La órbita objetivo es específica. 1.200 millas arriba. 2.000 kilómetros. El satélite ruso Kosmos 2552 estuvo ahí en 2022. La gente empezó a sospechar. Cruzó el cinturón de Van Allen. Esa región está repleta de radiación cósmica atrapada por el campo magnético de la Tierra.
Aquí está el truco.
El uranio fisionable de una bomba reacciona con los protones de ese cinturón. Los protones de alta energía chocan contra los núcleos de uranio. Lo destrozan. Espalación de neutrones inducida por protones. Los neutrones salen volando. Muchos de ellos.
“Ese dispositivo [la bomba] se convierte en una fuente de neutrones muy intensa”.
La mayoría de los objetos espaciales no emiten esa firma específica.
Para captarlo tiene que acercarse un satélite detector. A unos pocos kilómetros.
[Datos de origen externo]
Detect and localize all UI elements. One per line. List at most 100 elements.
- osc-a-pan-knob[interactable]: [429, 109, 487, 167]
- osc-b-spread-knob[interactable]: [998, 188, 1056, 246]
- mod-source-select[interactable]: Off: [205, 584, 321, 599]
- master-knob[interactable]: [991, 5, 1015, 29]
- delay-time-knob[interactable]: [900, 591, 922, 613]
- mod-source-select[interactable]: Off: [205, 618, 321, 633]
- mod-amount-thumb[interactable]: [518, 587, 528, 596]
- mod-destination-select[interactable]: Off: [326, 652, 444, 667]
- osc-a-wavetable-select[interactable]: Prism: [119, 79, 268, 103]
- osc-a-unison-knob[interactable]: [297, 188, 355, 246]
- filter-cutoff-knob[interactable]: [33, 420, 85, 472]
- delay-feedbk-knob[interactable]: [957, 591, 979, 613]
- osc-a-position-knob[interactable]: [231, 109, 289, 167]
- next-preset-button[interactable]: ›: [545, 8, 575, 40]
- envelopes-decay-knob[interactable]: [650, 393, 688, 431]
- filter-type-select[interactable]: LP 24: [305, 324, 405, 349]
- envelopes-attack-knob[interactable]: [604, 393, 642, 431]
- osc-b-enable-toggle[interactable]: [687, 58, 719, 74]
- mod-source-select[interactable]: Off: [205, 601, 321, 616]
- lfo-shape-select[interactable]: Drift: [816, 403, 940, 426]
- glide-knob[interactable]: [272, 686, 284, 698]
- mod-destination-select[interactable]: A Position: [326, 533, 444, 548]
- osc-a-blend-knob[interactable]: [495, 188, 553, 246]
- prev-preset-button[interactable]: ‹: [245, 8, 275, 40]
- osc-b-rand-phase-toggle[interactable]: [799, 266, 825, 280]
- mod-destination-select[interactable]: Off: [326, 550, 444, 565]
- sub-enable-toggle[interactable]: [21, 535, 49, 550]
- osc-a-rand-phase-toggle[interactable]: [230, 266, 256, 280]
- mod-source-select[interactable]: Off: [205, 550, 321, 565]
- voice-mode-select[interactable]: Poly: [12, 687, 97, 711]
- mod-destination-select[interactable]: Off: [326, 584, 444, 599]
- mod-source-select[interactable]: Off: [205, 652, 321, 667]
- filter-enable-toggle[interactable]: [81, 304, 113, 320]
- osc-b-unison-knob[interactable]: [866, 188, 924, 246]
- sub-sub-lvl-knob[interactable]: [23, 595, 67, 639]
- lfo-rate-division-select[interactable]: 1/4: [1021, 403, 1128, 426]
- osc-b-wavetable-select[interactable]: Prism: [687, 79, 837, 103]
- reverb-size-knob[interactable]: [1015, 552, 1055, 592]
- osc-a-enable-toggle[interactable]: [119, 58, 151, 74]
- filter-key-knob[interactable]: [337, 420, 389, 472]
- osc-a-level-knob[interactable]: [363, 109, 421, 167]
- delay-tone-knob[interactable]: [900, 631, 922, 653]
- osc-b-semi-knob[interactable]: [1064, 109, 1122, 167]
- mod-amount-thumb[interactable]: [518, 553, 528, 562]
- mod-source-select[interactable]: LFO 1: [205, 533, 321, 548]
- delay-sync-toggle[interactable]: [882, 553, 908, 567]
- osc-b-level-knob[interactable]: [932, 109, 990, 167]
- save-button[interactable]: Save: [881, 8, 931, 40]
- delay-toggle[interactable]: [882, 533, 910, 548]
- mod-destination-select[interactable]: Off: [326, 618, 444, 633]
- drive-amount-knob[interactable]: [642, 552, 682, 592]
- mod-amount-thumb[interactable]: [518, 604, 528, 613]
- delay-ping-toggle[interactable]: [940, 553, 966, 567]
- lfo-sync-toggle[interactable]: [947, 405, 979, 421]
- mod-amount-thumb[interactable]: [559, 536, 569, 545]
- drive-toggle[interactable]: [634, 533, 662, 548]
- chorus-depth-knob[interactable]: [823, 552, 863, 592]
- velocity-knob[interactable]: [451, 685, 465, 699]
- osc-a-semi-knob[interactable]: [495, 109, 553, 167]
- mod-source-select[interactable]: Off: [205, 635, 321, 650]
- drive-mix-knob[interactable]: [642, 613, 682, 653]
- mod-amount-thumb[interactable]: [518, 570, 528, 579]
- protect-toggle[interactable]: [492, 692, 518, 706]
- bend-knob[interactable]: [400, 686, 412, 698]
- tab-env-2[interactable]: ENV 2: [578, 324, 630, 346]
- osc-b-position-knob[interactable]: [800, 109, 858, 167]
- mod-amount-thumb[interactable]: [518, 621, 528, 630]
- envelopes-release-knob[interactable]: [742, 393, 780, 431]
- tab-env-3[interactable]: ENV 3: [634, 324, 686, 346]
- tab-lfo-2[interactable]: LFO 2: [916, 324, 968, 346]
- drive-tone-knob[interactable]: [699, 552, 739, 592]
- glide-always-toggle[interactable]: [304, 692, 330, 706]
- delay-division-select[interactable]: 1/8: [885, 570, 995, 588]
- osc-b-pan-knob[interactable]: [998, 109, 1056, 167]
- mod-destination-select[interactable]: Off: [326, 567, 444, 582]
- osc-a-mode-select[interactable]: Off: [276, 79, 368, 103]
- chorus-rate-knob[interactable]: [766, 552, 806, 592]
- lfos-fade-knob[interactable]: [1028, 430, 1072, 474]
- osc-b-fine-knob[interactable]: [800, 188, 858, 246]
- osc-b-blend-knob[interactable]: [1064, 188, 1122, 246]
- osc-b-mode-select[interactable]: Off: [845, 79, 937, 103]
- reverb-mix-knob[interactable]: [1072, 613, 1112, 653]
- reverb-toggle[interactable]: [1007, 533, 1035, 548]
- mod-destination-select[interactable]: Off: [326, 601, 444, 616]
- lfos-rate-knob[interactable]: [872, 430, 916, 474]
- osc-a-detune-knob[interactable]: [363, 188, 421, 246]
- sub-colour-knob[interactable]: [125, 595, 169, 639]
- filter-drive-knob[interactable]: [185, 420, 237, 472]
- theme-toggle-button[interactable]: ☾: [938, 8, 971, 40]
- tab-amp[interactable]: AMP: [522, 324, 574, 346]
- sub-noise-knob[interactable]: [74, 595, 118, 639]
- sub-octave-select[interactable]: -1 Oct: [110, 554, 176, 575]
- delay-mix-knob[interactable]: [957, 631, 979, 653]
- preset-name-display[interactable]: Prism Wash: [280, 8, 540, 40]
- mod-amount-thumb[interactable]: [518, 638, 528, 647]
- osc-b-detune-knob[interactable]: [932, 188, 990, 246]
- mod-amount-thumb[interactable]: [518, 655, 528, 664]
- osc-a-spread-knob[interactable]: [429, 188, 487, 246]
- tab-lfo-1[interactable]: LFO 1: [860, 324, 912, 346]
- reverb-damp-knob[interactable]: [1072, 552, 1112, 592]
Quizás 2,5 millas. Se acerca sigilosamente. El sensor utiliza una configuración dual. En el interior: un centelleador de neutrones que atrapa protones y neutrones. Afuera: una “jaula de diamantes”. El diamante sólo detecta neutrones. Si la jaula exterior se activa pero la interior no, puedes ignorarla. Probablemente solo un protón de fondo. ¿Si ambos se activan? Triangulas. Rastreas el neutrón hasta su fuente.
¿Cuánto tiempo se tarda? Con un satélite aproximadamente una semana. Con diez en una constelación de apenas horas.
Si encuentras la bomba nuclear, no entras y la desarmas. Nadie sabe cómo desactivar con seguridad una bomba atómica en el vacío. En lugar de eso, bloqueas el enlace de comunicación desde tierra. Sin señal. Sin detonación remota.
¿Importa que esto sea ilegal?
El Tratado sobre el Espacio Exterior de la ONU prohíbe las armas nucleares en órbita. Ley de papel. No hay ningún oficial de policía en LEO que lo haga cumplir. Existen otros métodos. Quizás satélites de rayos X. Pero cuestan más y pesan más.
Danagoulian añade otro pensamiento. Endurecimiento por radiación. Satélites más resistentes. Porque incluso si nos detectan, es posible que aún enfrentemos las consecuencias.